César d’Estrées commanda le travail à l’artisan
des globes de Ranuccio, un franciscain né à Venise en
1650 qui avait appris et pratiquait la gravure et l’astronomie
en même temps que la théologie. Vincenzo Coronelli avait
déjà publié plusieurs petits almanachs gravés,
mais c’est à cette commande extraordinaire qu’il
dut la poursuite de sa brillante carrière de géographe
et de fabricant de globes, et une rapide ascension dans la hiérarchie
des frères mendiants.
La réalisation, en France
Pour accomplir son travail, Vincenzo s’installa à Paris en
1681, à l’hôtel d’Estrées de la rue
Barbette, dans le Marais, et acheva le travail en 1683 rue Neuve-des-Petits-Champs,
dans l’hôtel de Lionne, acquis par l’un des neveux
du cardinal. La fabrication de ces immenses sphères avait nécessité
un aménagement particulier dont Coronelli identifie nettement
le coût dans les quelques notes et correspondances privées
qui nous renseignent sur les premiers temps de la construction. Chaque
globe mesure 3,87 m de diamètre et pèse 2,3 tonnes. Coronelli
était très fier de sa prouesse technique puisqu’il
assurait que chacun des globes pouvait supporter le poids de trente
personnes introduites à l’intérieur par une trappe
carrée dissimulée dans le décor.
L'installation des globes à Marly
Après plus de deux ans de séjour à Paris, Vincenzo
Coronelli repart pour Venise, en décembre 1683, et les sphères
semblent presque achevées. Les documents évoquent divers
projets d’installation : la galerie des Glaces de Versailles,
l’orangerie du château, mais aussi les Tuileries, à
Paris, projet qui ne convenait pas au cardinal d’Estrées.

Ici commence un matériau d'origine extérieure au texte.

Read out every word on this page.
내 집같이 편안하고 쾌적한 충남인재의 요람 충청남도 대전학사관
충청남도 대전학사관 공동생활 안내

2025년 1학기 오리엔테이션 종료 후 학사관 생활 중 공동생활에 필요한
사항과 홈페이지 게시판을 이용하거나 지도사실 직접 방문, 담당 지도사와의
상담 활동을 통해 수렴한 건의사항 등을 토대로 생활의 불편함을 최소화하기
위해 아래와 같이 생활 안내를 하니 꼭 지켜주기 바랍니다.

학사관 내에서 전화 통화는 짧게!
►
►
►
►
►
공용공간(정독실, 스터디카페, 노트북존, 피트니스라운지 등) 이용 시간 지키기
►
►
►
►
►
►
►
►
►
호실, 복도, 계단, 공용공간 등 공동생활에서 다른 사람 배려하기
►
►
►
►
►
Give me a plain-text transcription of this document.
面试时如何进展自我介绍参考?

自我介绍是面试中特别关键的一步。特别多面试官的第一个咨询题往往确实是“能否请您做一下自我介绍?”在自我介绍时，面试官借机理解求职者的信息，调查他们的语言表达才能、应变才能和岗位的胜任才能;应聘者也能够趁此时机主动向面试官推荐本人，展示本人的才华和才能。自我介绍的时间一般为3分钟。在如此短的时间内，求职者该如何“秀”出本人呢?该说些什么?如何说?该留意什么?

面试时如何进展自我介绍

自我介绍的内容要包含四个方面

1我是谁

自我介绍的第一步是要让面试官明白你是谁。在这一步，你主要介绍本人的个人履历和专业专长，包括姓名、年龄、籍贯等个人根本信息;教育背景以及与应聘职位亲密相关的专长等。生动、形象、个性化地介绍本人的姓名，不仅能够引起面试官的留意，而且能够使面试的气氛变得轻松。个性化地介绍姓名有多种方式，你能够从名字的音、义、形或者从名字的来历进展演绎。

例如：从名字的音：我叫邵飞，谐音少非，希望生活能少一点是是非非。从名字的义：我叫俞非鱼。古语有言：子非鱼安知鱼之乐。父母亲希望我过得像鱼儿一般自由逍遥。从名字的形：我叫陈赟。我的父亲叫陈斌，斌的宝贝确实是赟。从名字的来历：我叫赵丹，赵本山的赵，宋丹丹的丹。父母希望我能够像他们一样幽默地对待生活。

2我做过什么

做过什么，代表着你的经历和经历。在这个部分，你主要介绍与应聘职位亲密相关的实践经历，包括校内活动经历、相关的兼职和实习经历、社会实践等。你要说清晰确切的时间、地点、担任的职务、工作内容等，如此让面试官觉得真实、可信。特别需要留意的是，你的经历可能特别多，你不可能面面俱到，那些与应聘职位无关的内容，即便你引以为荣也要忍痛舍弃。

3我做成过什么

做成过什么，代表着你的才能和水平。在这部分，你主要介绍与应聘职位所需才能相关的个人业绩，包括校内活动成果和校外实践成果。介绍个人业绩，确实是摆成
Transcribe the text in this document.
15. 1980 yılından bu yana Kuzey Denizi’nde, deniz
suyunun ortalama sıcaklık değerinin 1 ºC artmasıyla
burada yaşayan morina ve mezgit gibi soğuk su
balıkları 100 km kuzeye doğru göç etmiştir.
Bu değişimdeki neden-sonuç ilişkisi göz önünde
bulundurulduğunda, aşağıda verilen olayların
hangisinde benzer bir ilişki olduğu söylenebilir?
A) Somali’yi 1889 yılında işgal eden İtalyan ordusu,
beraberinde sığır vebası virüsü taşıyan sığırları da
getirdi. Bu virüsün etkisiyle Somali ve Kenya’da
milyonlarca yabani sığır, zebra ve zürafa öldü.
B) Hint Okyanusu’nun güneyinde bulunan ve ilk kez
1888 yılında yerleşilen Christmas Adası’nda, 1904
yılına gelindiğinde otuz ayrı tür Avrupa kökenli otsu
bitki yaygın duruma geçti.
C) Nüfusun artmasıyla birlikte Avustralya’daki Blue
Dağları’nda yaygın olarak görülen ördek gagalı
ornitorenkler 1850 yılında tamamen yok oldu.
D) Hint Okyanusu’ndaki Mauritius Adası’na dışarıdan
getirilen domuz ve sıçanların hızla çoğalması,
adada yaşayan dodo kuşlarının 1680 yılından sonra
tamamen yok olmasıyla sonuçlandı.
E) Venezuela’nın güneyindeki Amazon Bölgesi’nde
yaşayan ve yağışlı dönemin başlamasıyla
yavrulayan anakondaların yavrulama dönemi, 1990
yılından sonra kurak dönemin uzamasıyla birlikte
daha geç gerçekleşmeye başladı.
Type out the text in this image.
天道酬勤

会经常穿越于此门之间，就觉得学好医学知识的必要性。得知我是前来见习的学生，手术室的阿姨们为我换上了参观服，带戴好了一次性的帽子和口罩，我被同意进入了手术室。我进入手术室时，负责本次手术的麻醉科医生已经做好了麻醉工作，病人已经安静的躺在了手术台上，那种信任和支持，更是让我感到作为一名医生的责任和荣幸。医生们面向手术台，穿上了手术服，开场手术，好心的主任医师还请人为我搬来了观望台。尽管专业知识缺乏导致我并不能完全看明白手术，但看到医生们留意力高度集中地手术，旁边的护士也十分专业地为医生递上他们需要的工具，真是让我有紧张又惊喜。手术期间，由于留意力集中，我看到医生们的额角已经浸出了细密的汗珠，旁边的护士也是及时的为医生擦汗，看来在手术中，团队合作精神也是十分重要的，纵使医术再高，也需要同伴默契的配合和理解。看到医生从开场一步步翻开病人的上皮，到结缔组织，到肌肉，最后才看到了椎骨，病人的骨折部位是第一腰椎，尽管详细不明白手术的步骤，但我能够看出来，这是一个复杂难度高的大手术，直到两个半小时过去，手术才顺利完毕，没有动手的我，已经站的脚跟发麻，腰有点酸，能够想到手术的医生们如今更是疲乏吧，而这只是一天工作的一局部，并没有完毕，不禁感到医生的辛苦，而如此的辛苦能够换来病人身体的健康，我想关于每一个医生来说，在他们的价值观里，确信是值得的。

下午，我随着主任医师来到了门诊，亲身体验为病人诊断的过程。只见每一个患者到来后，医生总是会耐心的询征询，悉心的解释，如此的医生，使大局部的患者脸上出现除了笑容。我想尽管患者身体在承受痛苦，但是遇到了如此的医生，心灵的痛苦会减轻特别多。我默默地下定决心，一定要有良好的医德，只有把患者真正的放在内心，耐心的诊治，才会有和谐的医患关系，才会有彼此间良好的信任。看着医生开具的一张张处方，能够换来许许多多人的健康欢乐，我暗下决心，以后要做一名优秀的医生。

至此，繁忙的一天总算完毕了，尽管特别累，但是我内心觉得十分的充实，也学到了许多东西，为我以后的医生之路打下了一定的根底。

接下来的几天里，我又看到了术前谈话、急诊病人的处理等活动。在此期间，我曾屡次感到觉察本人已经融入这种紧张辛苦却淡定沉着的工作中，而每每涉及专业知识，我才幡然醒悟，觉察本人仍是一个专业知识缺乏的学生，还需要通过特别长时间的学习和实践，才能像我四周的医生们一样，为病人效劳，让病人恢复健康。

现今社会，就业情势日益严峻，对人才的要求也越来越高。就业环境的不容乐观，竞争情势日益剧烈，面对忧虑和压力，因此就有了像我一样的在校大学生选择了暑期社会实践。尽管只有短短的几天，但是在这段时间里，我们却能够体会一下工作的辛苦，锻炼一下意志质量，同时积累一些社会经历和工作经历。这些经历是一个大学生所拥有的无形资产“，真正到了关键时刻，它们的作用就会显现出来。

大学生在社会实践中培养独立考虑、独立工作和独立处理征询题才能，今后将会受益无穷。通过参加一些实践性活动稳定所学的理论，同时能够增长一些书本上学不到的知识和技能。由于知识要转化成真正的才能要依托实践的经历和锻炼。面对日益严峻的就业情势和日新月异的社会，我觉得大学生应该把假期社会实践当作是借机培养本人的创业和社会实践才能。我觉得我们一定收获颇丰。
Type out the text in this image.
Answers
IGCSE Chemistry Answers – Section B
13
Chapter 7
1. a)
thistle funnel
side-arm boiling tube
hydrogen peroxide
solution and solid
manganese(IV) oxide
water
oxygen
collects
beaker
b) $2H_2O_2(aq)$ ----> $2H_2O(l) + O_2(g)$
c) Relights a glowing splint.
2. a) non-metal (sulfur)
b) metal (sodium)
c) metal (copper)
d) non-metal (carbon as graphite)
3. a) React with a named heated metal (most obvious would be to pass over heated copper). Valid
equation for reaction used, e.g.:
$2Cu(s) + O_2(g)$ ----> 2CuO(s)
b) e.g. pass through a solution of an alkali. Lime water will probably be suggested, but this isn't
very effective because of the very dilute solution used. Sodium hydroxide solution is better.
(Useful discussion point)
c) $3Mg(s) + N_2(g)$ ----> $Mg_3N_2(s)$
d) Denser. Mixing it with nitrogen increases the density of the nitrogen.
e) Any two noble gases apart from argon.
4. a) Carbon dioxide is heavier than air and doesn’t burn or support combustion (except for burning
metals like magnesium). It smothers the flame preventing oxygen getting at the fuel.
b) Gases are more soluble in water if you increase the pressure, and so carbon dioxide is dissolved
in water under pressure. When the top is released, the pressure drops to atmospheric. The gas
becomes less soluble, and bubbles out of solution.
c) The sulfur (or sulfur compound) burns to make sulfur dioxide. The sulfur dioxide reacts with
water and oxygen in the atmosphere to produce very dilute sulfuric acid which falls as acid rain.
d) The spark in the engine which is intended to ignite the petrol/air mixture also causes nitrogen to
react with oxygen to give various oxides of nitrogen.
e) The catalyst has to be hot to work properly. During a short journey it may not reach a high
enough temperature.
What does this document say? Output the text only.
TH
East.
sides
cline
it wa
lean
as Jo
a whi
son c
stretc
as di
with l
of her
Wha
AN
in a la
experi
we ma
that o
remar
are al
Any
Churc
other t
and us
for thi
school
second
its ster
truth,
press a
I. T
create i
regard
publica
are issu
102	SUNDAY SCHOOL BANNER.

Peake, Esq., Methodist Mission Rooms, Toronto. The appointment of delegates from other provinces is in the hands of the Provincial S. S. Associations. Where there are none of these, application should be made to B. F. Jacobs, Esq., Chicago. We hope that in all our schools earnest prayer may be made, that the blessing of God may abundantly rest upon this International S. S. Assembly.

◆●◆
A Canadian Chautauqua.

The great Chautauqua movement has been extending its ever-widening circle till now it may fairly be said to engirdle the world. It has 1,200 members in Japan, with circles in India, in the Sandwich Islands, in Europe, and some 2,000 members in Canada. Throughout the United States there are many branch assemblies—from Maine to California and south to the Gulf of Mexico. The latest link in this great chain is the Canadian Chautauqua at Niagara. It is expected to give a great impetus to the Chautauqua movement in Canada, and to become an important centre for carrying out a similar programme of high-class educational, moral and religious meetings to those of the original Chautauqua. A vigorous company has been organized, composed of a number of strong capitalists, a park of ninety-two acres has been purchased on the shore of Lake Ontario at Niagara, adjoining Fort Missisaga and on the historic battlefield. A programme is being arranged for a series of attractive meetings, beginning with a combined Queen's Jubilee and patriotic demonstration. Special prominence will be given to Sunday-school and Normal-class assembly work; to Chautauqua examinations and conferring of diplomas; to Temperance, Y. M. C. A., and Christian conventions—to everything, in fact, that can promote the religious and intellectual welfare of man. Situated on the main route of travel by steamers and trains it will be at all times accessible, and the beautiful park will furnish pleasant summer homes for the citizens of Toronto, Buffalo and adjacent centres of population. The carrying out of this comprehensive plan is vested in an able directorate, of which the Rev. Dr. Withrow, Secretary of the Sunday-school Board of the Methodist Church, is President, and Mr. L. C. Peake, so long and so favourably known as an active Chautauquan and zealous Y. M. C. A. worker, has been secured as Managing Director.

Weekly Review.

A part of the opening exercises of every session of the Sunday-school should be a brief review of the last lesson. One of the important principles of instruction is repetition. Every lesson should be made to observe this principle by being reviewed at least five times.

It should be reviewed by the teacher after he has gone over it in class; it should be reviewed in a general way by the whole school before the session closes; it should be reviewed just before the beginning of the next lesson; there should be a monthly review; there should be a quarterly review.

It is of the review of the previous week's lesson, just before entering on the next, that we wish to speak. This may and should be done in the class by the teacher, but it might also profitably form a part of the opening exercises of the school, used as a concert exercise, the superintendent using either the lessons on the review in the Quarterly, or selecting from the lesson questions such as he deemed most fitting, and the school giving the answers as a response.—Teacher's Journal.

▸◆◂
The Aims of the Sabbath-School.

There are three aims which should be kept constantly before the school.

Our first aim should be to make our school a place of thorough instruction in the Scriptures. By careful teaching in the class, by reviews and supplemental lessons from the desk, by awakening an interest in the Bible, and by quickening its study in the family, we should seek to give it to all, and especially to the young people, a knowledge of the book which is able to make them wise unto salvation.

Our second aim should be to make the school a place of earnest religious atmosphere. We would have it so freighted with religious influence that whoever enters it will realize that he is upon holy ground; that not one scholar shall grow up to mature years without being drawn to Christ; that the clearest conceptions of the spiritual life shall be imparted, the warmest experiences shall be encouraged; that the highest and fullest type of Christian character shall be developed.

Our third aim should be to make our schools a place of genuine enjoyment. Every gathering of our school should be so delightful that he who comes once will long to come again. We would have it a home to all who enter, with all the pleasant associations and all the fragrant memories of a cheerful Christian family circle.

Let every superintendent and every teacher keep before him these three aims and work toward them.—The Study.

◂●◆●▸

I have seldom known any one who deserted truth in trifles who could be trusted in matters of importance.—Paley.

Les globes n’ont finalement jamais été exposés
à Versailles et c’est peut-être à la mort
de Colbert, en septembre 1683, qu’il faut attribuer l’abandon
d’une implantation aussi symbolique que prestigieuse.
Les globes furent finalement installés à Marly. Le château
était la résidence personnelle de Louis XIV, qui y séjournait
de plus en plus longuement, et seuls quelques visiteurs y étaient
invités.
Le château était constitué de pavillons
et l’architecte Jules Hardouin-Mansart, surintendant des bâtiments
du Roi, eut la charge d’en aménager deux pour accueillir
les globes, dessinant et faisant exécuter les "meubles"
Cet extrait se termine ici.